Разговаривая со мной, мамуля неизменно сохраняла бодрое настроение, но я-то знала, как сильно она обеспокоена. Я сказала ей, что нет никакой причины для волнений, на что она ответила:
— Владимирки ты не видала!
В феврале я получила через Ирину медицинское свидетельство о состоянии здоровья отца и очень обрадовалась, что не умею читать по-английски. Я отнесла его в ОВИР, где мне сказали, что оно им совершенно ни к чему.
— Тогда зачем же его потребовали? — спросила я.
Мужчина пожал плечами.
— Не знаю. Если хотите, мы его приобщим к вашему делу, но в этом нет никакой необходимости.
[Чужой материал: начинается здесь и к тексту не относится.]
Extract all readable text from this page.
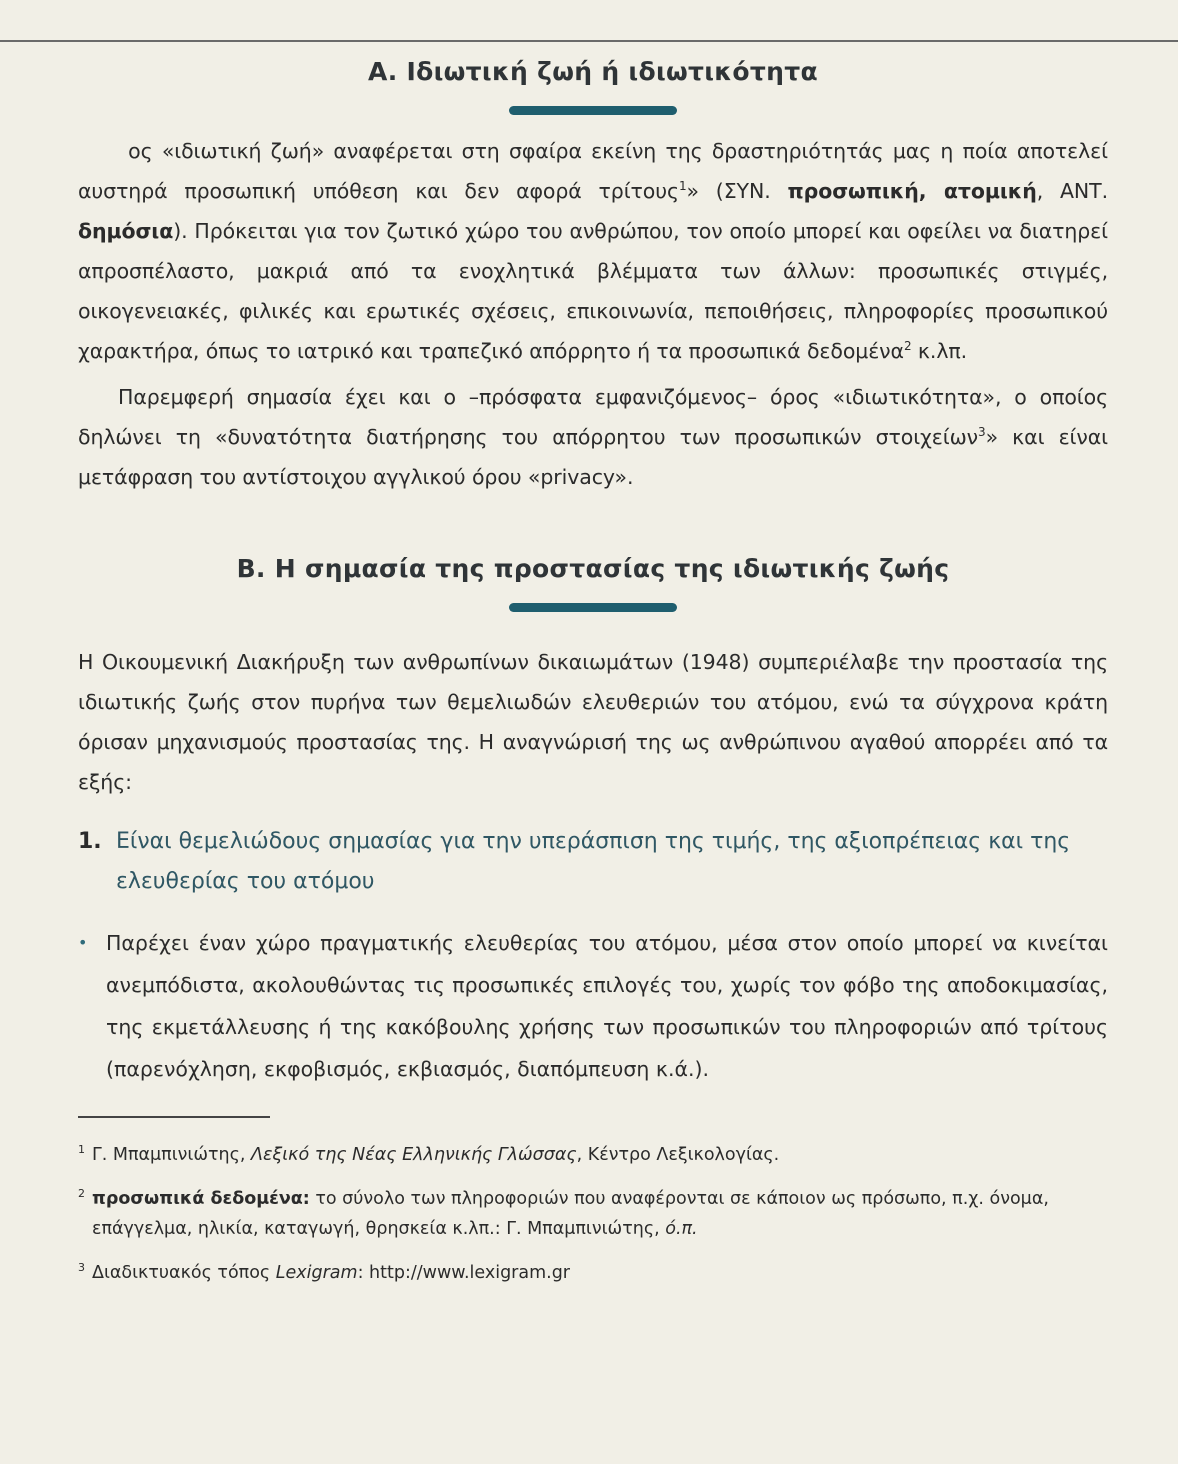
Α. Ιδιωτική ζωή ή ιδιωτικότητα

 ος «ιδιωτική ζωή» αναφέρεται στη σφαίρα εκείνη της δραστηριότητάς μας η ποία αποτελεί αυστηρά προσωπική υπόθεση και δεν αφορά τρίτους$^1$» (ΣΥΝ. προσωπική, ατομική, ΑΝΤ. δημόσια). Πρόκειται για τον ζωτικό χώρο του ανθρώπου, τον οποίο μπορεί και οφείλει να διατηρεί απροσπέλαστο, μακριά από τα ενοχλητικά βλέμματα των άλλων: προσωπικές στιγμές, οικογενειακές, φιλικές και ερωτικές σχέσεις, επικοινωνία, πεποιθήσεις, πληροφορίες προσωπικού χαρακτήρα, όπως το ιατρικό και τραπεζικό απόρρητο ή τα προσωπικά δεδομένα$^2$ κ.λπ.

Παρεμφερή σημασία έχει και ο –πρόσφατα εμφανιζόμενος– όρος «ιδιωτικότητα», ο οποίος δηλώνει τη «δυνατότητα διατήρησης του απόρρητου των προσωπικών στοιχείων$^3$» και είναι μετάφραση του αντίστοιχου αγγλικού όρου «privacy».

Β. Η σημασία της προστασίας της ιδιωτικής ζωής

Η Οικουμενική Διακήρυξη των ανθρωπίνων δικαιωμάτων (1948) συμπεριέλαβε την προστασία της ιδιωτικής ζωής στον πυρήνα των θεμελιωδών ελευθεριών του ατόμου, ενώ τα σύγχρονα κράτη όρισαν μηχανισμούς προστασίας της. Η αναγνώρισή της ως ανθρώπινου αγαθού απορρέει από τα εξής:

1. Είναι θεμελιώδους σημασίας για την υπεράσπιση της τιμής, της αξιοπρέπειας και της ελευθερίας του ατόμου
• Παρέχει έναν χώρο πραγματικής ελευθερίας του ατόμου, μέσα στον οποίο μπορεί να κινείται ανεμπόδιστα, ακολουθώντας τις προσωπικές επιλογές του, χωρίς τον φόβο της αποδοκιμασίας, της εκμετάλλευσης ή της κακόβουλης χρήσης των προσωπικών του πληροφοριών από τρίτους (παρενόχληση, εκφοβισμός, εκβιασμός, διαπόμπευση κ.ά.).

1 Γ. Μπαμπινιώτης, Λεξικό της Νέας Ελληνικής Γλώσσας, Κέντρο Λεξικολογίας.

2 προσωπικά δεδομένα: το σύνολο των πληροφοριών που αναφέρονται σε κάποιον ως πρόσωπο, π.χ. όνομα, επάγγελμα, ηλικία, καταγωγή, θρησκεία κ.λπ.: Γ. Μπαμπινιώτης, ό.π.

3 Διαδικτυακός τόπος Lexigram: http://www.lexigram.gr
— Приобщайте, — сказала я и вышла.
Дни походили один на другой и тянулись мучительно медленно. Я не виделась почти ни с кем из друзей, потому что сидела дома в ожидании телефонного звонка. Может, оно и к лучшему — не хотелось знать, сколько моих друзей поняли вдруг, что дружба со мной не так уж и безопасна.
Конечно же, позвонил Коля, не в силах побороть желание помучить меня.
— Проверяю, дома ли ты. Кто знает, долго ли ты еще сможешь отвечать на звонки, наделав столько глупостей.
— Я вешаю трубку!
— Погоди! — закричал он и продолжал уже более мягким тоном: — Послушай, Вика, ты мне так нужна! И я тебе нужен. Вспомни, сколько у нас было хорошего.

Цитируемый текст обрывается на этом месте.